Em nota oficial, a Secretaria de Política Econômica (SPE) da Fazenda destacou que o crescimento econômico do período correspondeu às expectativas gerais do mercado e superou as previsões internas da pasta, que antecipava um avanço de 1,0%. Contudo, a SPE alertou que uma desaceleração da economia é esperada nos próximos trimestres.

A expectativa da secretaria é de que o crescimento na margem desacelere à medida que o efeito de políticas públicas se dissipe. Esse cenário, porém, pode ser parcialmente compensado pela redução do custo do crédito. Para o quarto trimestre de 2026, prevê-se uma retomada, impulsionada pela indústria manufatureira, que se beneficiará da flexibilização monetária em curso.

A projeção da SPE baseia-se na expectativa de uma redução nos juros da economia. Atualmente, a taxa básica de juros, a Selic, encontra-se em 14,5%, patamar estabelecido após a reunião do Comitê de Política Monetária (Copom) em 28 e 29 de abril. O próximo encontro do colegiado está agendado para 16 e 17 de junho.

O mercado financeiro, por sua vez, projeta que os juros encerrarão o ano em 13,25%, conforme indicado pelo Boletim Focus, divulgado pelo Banco Central na última segunda-feira, 25/05/2026.

A taxa Selic é o principal instrumento utilizado pelo Banco Central para o controle da inflação. Ela incide sobre as negociações de títulos públicos emitidos pelo Tesouro Nacional no Sistema Especial de Liquidação e Custódia (Selic) e serve como referência para as demais taxas de juros praticadas no país.

O que é o PIB?

O Produto Interno Bruto (PIB) representa a soma de todos os bens e serviços finais produzidos por um país, estado ou cidade em um determinado período, geralmente um ano. A divulgação é realizada trimestralmente pelo Instituto Brasileiro de Geografia e Estatística (IBGE).

  • Uma alta no PIB sinaliza crescimento econômico, indicando que a economia do país está expandindo.
  • Um recuo no PIB, por outro lado, implica em encolhimento da produção econômica nacional.

Projeções Econômicas para 2026

A estimativa do Banco Central (BC) para o crescimento da atividade econômica brasileira em 2026 é de 1,6%. Já o Ministério da Fazenda apresenta uma projeção mais otimista, de 2,3%. Para o mercado financeiro, o PIB do Brasil deve avançar 1,89% neste ano.

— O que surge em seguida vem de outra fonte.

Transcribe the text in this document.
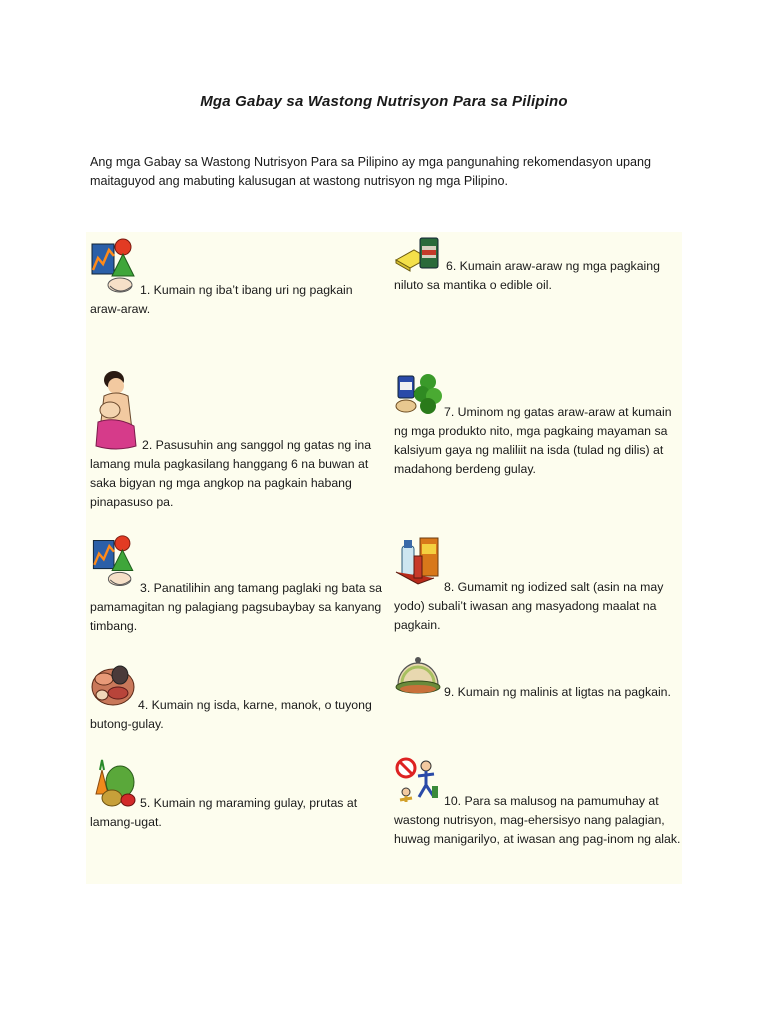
Mga Gabay sa Wastong Nutrisyon Para sa Pilipino
Ang mga Gabay sa Wastong Nutrisyon Para sa Pilipino ay mga pangunahing rekomendasyon upang maitaguyod ang mabuting kalusugan at wastong nutrisyon ng mga Pilipino.

1. Kumain ng iba’t ibang uri ng pagkain araw-araw.

2. Pasusuhin ang sanggol ng gatas ng ina lamang mula pagkasilang hanggang 6 na buwan at saka bigyan ng mga angkop na pagkain habang pinapasuso pa.

3. Panatilihin ang tamang paglaki ng bata sa pamamagitan ng palagiang pagsubaybay sa kanyang timbang.

4. Kumain ng isda, karne, manok, o tuyong butong-gulay.

5. Kumain ng maraming gulay, prutas at lamang-ugat.

6. Kumain araw-araw ng mga pagkaing niluto sa mantika o edible oil.

7. Uminom ng gatas araw-araw at kumain ng mga produkto nito, mga pagkaing mayaman sa kalsiyum gaya ng maliliit na isda (tulad ng dilis) at madahong berdeng gulay.

8. Gumamit ng iodized salt (asin na may yodo) subali’t iwasan ang masyadong maalat na pagkain.

9. Kumain ng malinis at ligtas na pagkain.

10. Para sa malusog na pamumuhay at wastong nutrisyon, mag-ehersisyo nang palagian, huwag manigarilyo, at iwasan ang pag-inom ng alak.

Em 2025, a economia brasileira registrou um crescimento de 2,3%, inferior aos 3,4% observados em 2024.

Desempenho Setorial no Trimestre

O PIB brasileiro registrou uma expansão de 1,1% no primeiro trimestre de 2026 (janeiro a março), em comparação com o trimestre anterior. A agropecuária liderou o crescimento setorial, com alta de 2%. A indústria apresentou um avanço de 1%, seguida pelos serviços, com 0,5%.

Os resultados setoriais foram:

  • Agropecuária: 2%;
  • Indústria: 1%; e
  • Serviços: 0,5%.

Perspectivas Anuais Mantidas

Diante do resultado divulgado nesta sexta-feira, o Ministério da Fazenda mantém sua projeção de 2,3% para o crescimento do PIB em 2026. O mercado financeiro, por sua vez, mostra-se mais cauteloso.

O Boletim Focus, na sua edição mais recente de segunda-feira (25/05/2026), indica uma expectativa de avanço de 1,89% para o PIB, superando a projeção da semana anterior (1,85%).

O Instituto de Pesquisa Econômica Aplicada (Ipea) espera um crescimento do PIB na casa de 1,6% para 2026, mesmo percentual previsto pelo Banco Central.

O Fundo Monetário Internacional (FMI) projetou o retorno do Brasil à posição de 10ª maior economia global neste ano. O documento do FMI também incluiu uma atualização em sua projeção de crescimento do PIB brasileiro, elevando-a para 1,9%.